From Table 4 and Figure 2, we can see that as Hurst parameter H increases, the hedging error ratios of the two hedging methods are both decreased, but the hedging error ratio of mixed hedging decreases faster.

5. Conclusions

This paper deals with the European call option pricing in discrete time under the sfBm model. The numerical results show that the European call option price of delta hedging is larger than the price of mixed hedging. The hedging error ratio of the mixed hedging strategy is less than that of the delta hedging strategy in some situations. Moreover, the Hurst parameter H plays an important role in the European call option price and hedging error ratio. Based on the results of this study, we can study option pricing under sfBm in discrete time; the future research directions mainly include the following.

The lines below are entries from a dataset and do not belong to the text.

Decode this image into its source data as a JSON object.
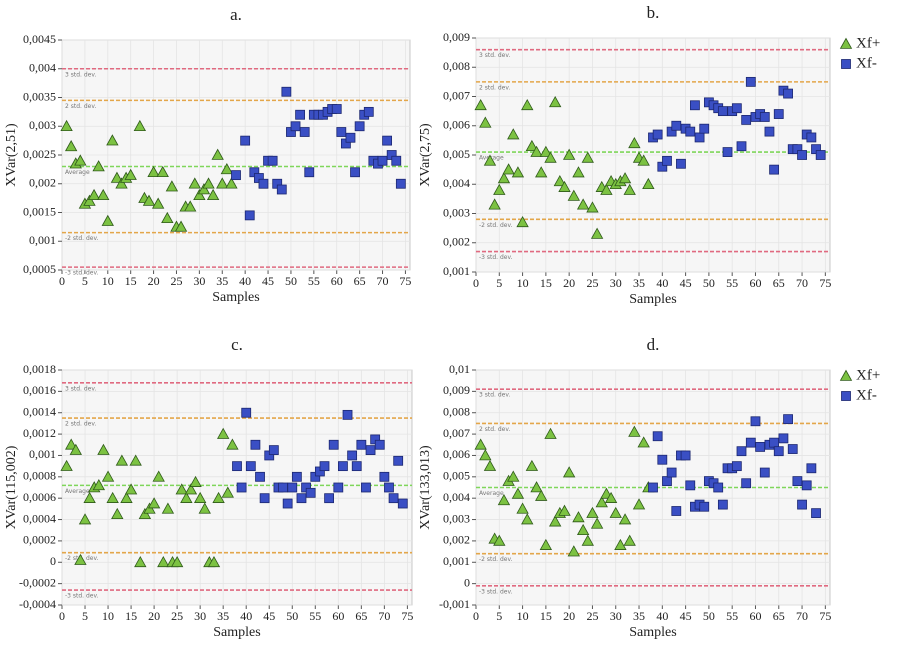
{
  "chart_data": [
    {
      "type": "scatter",
      "title": "a.",
      "x_label": "Samples",
      "y_label": "XVar(2,51)",
      "grid": true,
      "legend": false,
      "xlim": [
        0,
        76
      ],
      "xticks": [
        0,
        5,
        10,
        15,
        20,
        25,
        30,
        35,
        40,
        45,
        50,
        55,
        60,
        65,
        70,
        75
      ],
      "ylim": [
        0.0005,
        0.0045
      ],
      "yticks": [
        {
          "value": 0.0005,
          "label": "0,0005"
        },
        {
          "value": 0.001,
          "label": "0,001"
        },
        {
          "value": 0.0015,
          "label": "0,0015"
        },
        {
          "value": 0.002,
          "label": "0,002"
        },
        {
          "value": 0.0025,
          "label": "0,0025"
        },
        {
          "value": 0.003,
          "label": "0,003"
        },
        {
          "value": 0.0035,
          "label": "0,0035"
        },
        {
          "value": 0.004,
          "label": "0,004"
        },
        {
          "value": 0.0045,
          "label": "0,0045"
        }
      ],
      "reference_lines": [
        {
          "label": "3 std. dev.",
          "value": 0.004,
          "color": "#e06a80"
        },
        {
          "label": "2 std. dev.",
          "value": 0.00345,
          "color": "#e3a64a"
        },
        {
          "label": "Average",
          "value": 0.0023,
          "color": "#7fd65a"
        },
        {
          "label": "-2 std. dev.",
          "value": 0.00115,
          "color": "#e3a64a"
        },
        {
          "label": "-3 std. dev.",
          "value": 0.00055,
          "color": "#e06a80"
        }
      ],
      "series": [
        {
          "marker": "triangle",
          "color": "#7cc242",
          "x": [
            1,
            2,
            3,
            4,
            5,
            6,
            7,
            8,
            9,
            10,
            11,
            12,
            13,
            14,
            15,
            17,
            18,
            19,
            20,
            21,
            22,
            23,
            24,
            25,
            26,
            27,
            28,
            29,
            30,
            31,
            32,
            33,
            34,
            35,
            36,
            37
          ],
          "values": [
            0.003,
            0.00265,
            0.00235,
            0.0024,
            0.00165,
            0.0017,
            0.0018,
            0.0023,
            0.0018,
            0.00135,
            0.00275,
            0.0021,
            0.002,
            0.0021,
            0.00215,
            0.003,
            0.00175,
            0.0017,
            0.0022,
            0.00165,
            0.0022,
            0.0014,
            0.00195,
            0.00125,
            0.00125,
            0.0016,
            0.0016,
            0.002,
            0.0018,
            0.0019,
            0.002,
            0.0018,
            0.0025,
            0.002,
            0.00225,
            0.002
          ]
        },
        {
          "marker": "square",
          "color": "#3a4fc4",
          "x": [
            38,
            40,
            41,
            42,
            43,
            44,
            45,
            46,
            47,
            48,
            49,
            50,
            51,
            52,
            53,
            54,
            55,
            56,
            57,
            58,
            59,
            60,
            61,
            62,
            63,
            64,
            65,
            66,
            67,
            68,
            69,
            70,
            71,
            72,
            73,
            74
          ],
          "values": [
            0.00215,
            0.00275,
            0.00145,
            0.0022,
            0.0021,
            0.002,
            0.0024,
            0.0024,
            0.002,
            0.0019,
            0.0036,
            0.0029,
            0.003,
            0.0032,
            0.0029,
            0.0022,
            0.0032,
            0.0032,
            0.0032,
            0.00325,
            0.0033,
            0.0033,
            0.0029,
            0.0027,
            0.0028,
            0.0022,
            0.003,
            0.0032,
            0.00325,
            0.0024,
            0.00235,
            0.0024,
            0.00275,
            0.0025,
            0.0024,
            0.002
          ]
        }
      ]
    },
    {
      "type": "scatter",
      "title": "b.",
      "x_label": "Samples",
      "y_label": "XVar(2,75)",
      "grid": true,
      "legend": true,
      "xlim": [
        0,
        76
      ],
      "xticks": [
        0,
        5,
        10,
        15,
        20,
        25,
        30,
        35,
        40,
        45,
        50,
        55,
        60,
        65,
        70,
        75
      ],
      "ylim": [
        0.001,
        0.009
      ],
      "yticks": [
        {
          "value": 0.001,
          "label": "0,001"
        },
        {
          "value": 0.002,
          "label": "0,002"
        },
        {
          "value": 0.003,
          "label": "0,003"
        },
        {
          "value": 0.004,
          "label": "0,004"
        },
        {
          "value": 0.005,
          "label": "0,005"
        },
        {
          "value": 0.006,
          "label": "0,006"
        },
        {
          "value": 0.007,
          "label": "0,007"
        },
        {
          "value": 0.008,
          "label": "0,008"
        },
        {
          "value": 0.009,
          "label": "0,009"
        }
      ],
      "reference_lines": [
        {
          "label": "3 std. dev.",
          "value": 0.0086,
          "color": "#e06a80"
        },
        {
          "label": "2 std. dev.",
          "value": 0.0075,
          "color": "#e3a64a"
        },
        {
          "label": "Average",
          "value": 0.0051,
          "color": "#7fd65a"
        },
        {
          "label": "-2 std. dev.",
          "value": 0.0028,
          "color": "#e3a64a"
        },
        {
          "label": "-3 std. dev.",
          "value": 0.0017,
          "color": "#e06a80"
        }
      ],
      "series": [
        {
          "name": "Xf+",
          "marker": "triangle",
          "color": "#7cc242",
          "x": [
            1,
            2,
            3,
            4,
            5,
            6,
            7,
            8,
            9,
            10,
            11,
            12,
            13,
            14,
            15,
            16,
            17,
            18,
            19,
            20,
            21,
            22,
            23,
            24,
            25,
            26,
            27,
            28,
            29,
            30,
            31,
            32,
            33,
            34,
            35,
            36,
            37
          ],
          "values": [
            0.0067,
            0.0061,
            0.0048,
            0.0033,
            0.0038,
            0.0042,
            0.0045,
            0.0057,
            0.0044,
            0.0027,
            0.0067,
            0.0053,
            0.0051,
            0.0044,
            0.0051,
            0.0049,
            0.0068,
            0.0041,
            0.0039,
            0.005,
            0.0036,
            0.0044,
            0.0033,
            0.0049,
            0.0032,
            0.0023,
            0.0039,
            0.0038,
            0.0041,
            0.004,
            0.0041,
            0.0042,
            0.0038,
            0.0054,
            0.0049,
            0.0048,
            0.004
          ]
        },
        {
          "name": "Xf-",
          "marker": "square",
          "color": "#3a4fc4",
          "x": [
            38,
            39,
            40,
            41,
            42,
            43,
            44,
            45,
            46,
            47,
            48,
            49,
            50,
            51,
            52,
            53,
            54,
            55,
            56,
            57,
            58,
            59,
            60,
            61,
            62,
            63,
            64,
            65,
            66,
            67,
            68,
            69,
            70,
            71,
            72,
            73,
            74
          ],
          "values": [
            0.0056,
            0.0057,
            0.0046,
            0.0048,
            0.0058,
            0.006,
            0.0047,
            0.0059,
            0.0058,
            0.0067,
            0.0056,
            0.0059,
            0.0068,
            0.0067,
            0.0066,
            0.0065,
            0.0051,
            0.0065,
            0.0066,
            0.0053,
            0.0062,
            0.0075,
            0.0063,
            0.0064,
            0.0063,
            0.0058,
            0.0045,
            0.0064,
            0.0072,
            0.0071,
            0.0052,
            0.0052,
            0.005,
            0.0057,
            0.0056,
            0.0052,
            0.005
          ]
        }
      ]
    },
    {
      "type": "scatter",
      "title": "c.",
      "x_label": "Samples",
      "y_label": "XVar(115,002)",
      "grid": true,
      "legend": false,
      "xlim": [
        0,
        76
      ],
      "xticks": [
        0,
        5,
        10,
        15,
        20,
        25,
        30,
        35,
        40,
        45,
        50,
        55,
        60,
        65,
        70,
        75
      ],
      "ylim": [
        -0.0004,
        0.0018
      ],
      "yticks": [
        {
          "value": -0.0004,
          "label": "-0,0004"
        },
        {
          "value": -0.0002,
          "label": "-0,0002"
        },
        0,
        {
          "value": 0.0002,
          "label": "0,0002"
        },
        {
          "value": 0.0004,
          "label": "0,0004"
        },
        {
          "value": 0.0006,
          "label": "0,0006"
        },
        {
          "value": 0.0008,
          "label": "0,0008"
        },
        {
          "value": 0.001,
          "label": "0,001"
        },
        {
          "value": 0.0012,
          "label": "0,0012"
        },
        {
          "value": 0.0014,
          "label": "0,0014"
        },
        {
          "value": 0.0016,
          "label": "0,0016"
        },
        {
          "value": 0.0018,
          "label": "0,0018"
        }
      ],
      "reference_lines": [
        {
          "label": "3 std. dev.",
          "value": 0.00168,
          "color": "#e06a80"
        },
        {
          "label": "2 std. dev.",
          "value": 0.00135,
          "color": "#e3a64a"
        },
        {
          "label": "Average",
          "value": 0.00072,
          "color": "#7fd65a"
        },
        {
          "label": "-2 std. dev.",
          "value": 9e-05,
          "color": "#e3a64a"
        },
        {
          "label": "-3 std. dev.",
          "value": -0.00026,
          "color": "#e06a80"
        }
      ],
      "series": [
        {
          "marker": "triangle",
          "color": "#7cc242",
          "x": [
            1,
            2,
            3,
            4,
            5,
            6,
            7,
            8,
            9,
            10,
            11,
            12,
            13,
            14,
            15,
            16,
            17,
            18,
            19,
            20,
            21,
            22,
            23,
            24,
            25,
            26,
            27,
            28,
            29,
            30,
            31,
            32,
            33,
            34,
            35,
            36,
            37
          ],
          "values": [
            0.0009,
            0.0011,
            0.00105,
            2e-05,
            0.0004,
            0.0006,
            0.0007,
            0.00072,
            0.00105,
            0.0008,
            0.0006,
            0.00045,
            0.00095,
            0.0006,
            0.00068,
            0.00095,
            0,
            0.00045,
            0.0005,
            0.00055,
            0.0008,
            0,
            0.0005,
            0,
            0,
            0.00068,
            0.0006,
            0.00068,
            0.00075,
            0.0006,
            0.0005,
            0,
            0,
            0.0006,
            0.0012,
            0.00065,
            0.0011
          ]
        },
        {
          "marker": "square",
          "color": "#3a4fc4",
          "x": [
            38,
            39,
            40,
            41,
            42,
            43,
            44,
            45,
            46,
            47,
            48,
            49,
            50,
            51,
            52,
            53,
            54,
            55,
            56,
            57,
            58,
            59,
            60,
            61,
            62,
            63,
            64,
            65,
            66,
            67,
            68,
            69,
            70,
            71,
            72,
            73,
            74
          ],
          "values": [
            0.0009,
            0.0007,
            0.0014,
            0.0009,
            0.0011,
            0.0008,
            0.0006,
            0.001,
            0.00105,
            0.0007,
            0.0007,
            0.00055,
            0.0007,
            0.0008,
            0.0006,
            0.0007,
            0.00065,
            0.0008,
            0.00085,
            0.0009,
            0.0006,
            0.0011,
            0.0007,
            0.0009,
            0.00138,
            0.001,
            0.0009,
            0.0011,
            0.0007,
            0.00105,
            0.00115,
            0.0011,
            0.0008,
            0.0007,
            0.0006,
            0.00095,
            0.00055
          ]
        }
      ]
    },
    {
      "type": "scatter",
      "title": "d.",
      "x_label": "Samples",
      "y_label": "XVar(133,013)",
      "grid": true,
      "legend": true,
      "xlim": [
        0,
        76
      ],
      "xticks": [
        0,
        5,
        10,
        15,
        20,
        25,
        30,
        35,
        40,
        45,
        50,
        55,
        60,
        65,
        70,
        75
      ],
      "ylim": [
        -0.001,
        0.01
      ],
      "yticks": [
        {
          "value": -0.001,
          "label": "-0,001"
        },
        0,
        {
          "value": 0.001,
          "label": "0,001"
        },
        {
          "value": 0.002,
          "label": "0,002"
        },
        {
          "value": 0.003,
          "label": "0,003"
        },
        {
          "value": 0.004,
          "label": "0,004"
        },
        {
          "value": 0.005,
          "label": "0,005"
        },
        {
          "value": 0.006,
          "label": "0,006"
        },
        {
          "value": 0.007,
          "label": "0,007"
        },
        {
          "value": 0.008,
          "label": "0,008"
        },
        {
          "value": 0.009,
          "label": "0,009"
        },
        {
          "value": 0.01,
          "label": "0,01"
        }
      ],
      "reference_lines": [
        {
          "label": "3 std. dev.",
          "value": 0.0091,
          "color": "#e06a80"
        },
        {
          "label": "2 std. dev.",
          "value": 0.0075,
          "color": "#e3a64a"
        },
        {
          "label": "Average",
          "value": 0.0045,
          "color": "#7fd65a"
        },
        {
          "label": "-2 std. dev.",
          "value": 0.0014,
          "color": "#e3a64a"
        },
        {
          "label": "-3 std. dev.",
          "value": -0.0001,
          "color": "#e06a80"
        }
      ],
      "series": [
        {
          "name": "Xf+",
          "marker": "triangle",
          "color": "#7cc242",
          "x": [
            1,
            2,
            3,
            4,
            5,
            6,
            7,
            8,
            9,
            10,
            11,
            12,
            13,
            14,
            15,
            16,
            17,
            18,
            19,
            20,
            21,
            22,
            23,
            24,
            25,
            26,
            27,
            28,
            29,
            30,
            31,
            32,
            33,
            34,
            35,
            36,
            37
          ],
          "values": [
            0.0065,
            0.006,
            0.0055,
            0.0021,
            0.002,
            0.0039,
            0.0048,
            0.005,
            0.0042,
            0.0035,
            0.003,
            0.0055,
            0.0045,
            0.0041,
            0.0018,
            0.007,
            0.0029,
            0.0033,
            0.0034,
            0.0052,
            0.0015,
            0.0031,
            0.0025,
            0.002,
            0.0033,
            0.0028,
            0.0038,
            0.0042,
            0.004,
            0.0033,
            0.0018,
            0.003,
            0.002,
            0.0071,
            0.0037,
            0.0066,
            0.0045
          ]
        },
        {
          "name": "Xf-",
          "marker": "square",
          "color": "#3a4fc4",
          "x": [
            38,
            39,
            40,
            41,
            42,
            43,
            44,
            45,
            46,
            47,
            48,
            49,
            50,
            51,
            52,
            53,
            54,
            55,
            56,
            57,
            58,
            59,
            60,
            61,
            62,
            63,
            64,
            65,
            66,
            67,
            68,
            69,
            70,
            71,
            72,
            73
          ],
          "values": [
            0.0045,
            0.0069,
            0.0058,
            0.0048,
            0.0052,
            0.0034,
            0.006,
            0.006,
            0.0046,
            0.0036,
            0.0037,
            0.0036,
            0.0048,
            0.0047,
            0.0045,
            0.0037,
            0.0054,
            0.0054,
            0.0055,
            0.0062,
            0.0047,
            0.0066,
            0.0076,
            0.0064,
            0.0052,
            0.0065,
            0.0066,
            0.0062,
            0.0068,
            0.0077,
            0.0063,
            0.0048,
            0.0037,
            0.0046,
            0.0054,
            0.0033
          ]
        }
      ]
    }
  ]
}
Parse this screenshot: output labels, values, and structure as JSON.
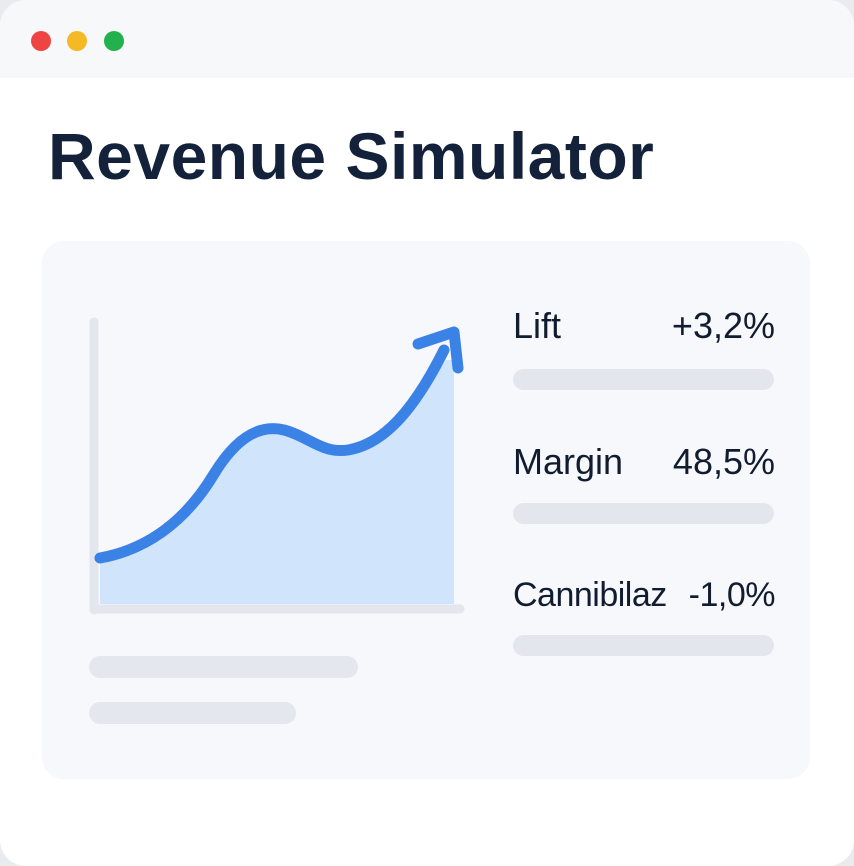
{
  "window": {
    "controls": [
      {
        "name": "close",
        "color": "#ee4444"
      },
      {
        "name": "minimize",
        "color": "#f6b926"
      },
      {
        "name": "maximize",
        "color": "#22b14c"
      }
    ]
  },
  "header": {
    "title": "Revenue Simulator"
  },
  "chart": {
    "type": "area",
    "icon": "trend-up-arrow-icon",
    "line_color": "#3b82e6",
    "fill_color": "#d0e4fb",
    "axis_color": "#e3e6ed"
  },
  "metrics": [
    {
      "label": "Lift",
      "value": "+3,2%"
    },
    {
      "label": "Margin",
      "value": "48,5%"
    },
    {
      "label": "Cannibilaz",
      "value": "-1,0%"
    }
  ],
  "colors": {
    "title": "#14213a",
    "card_background": "#f7f8fb",
    "placeholder_bar": "#e3e6ed"
  }
}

(i) The real financial market is not smooth. The trading of the risk asset (like stock) always incurs transaction costs and dividends. Therefore, the study of the option pricing model with transaction costs or dividends in the sfBm regime is of great significance.

(ii) The changes in the risk asset price often accompany jumps. Both Brownian motion and sfBm cannot describe this situation. Thus, one can generalize the sfBm model to the jump-diffusion model in discrete time.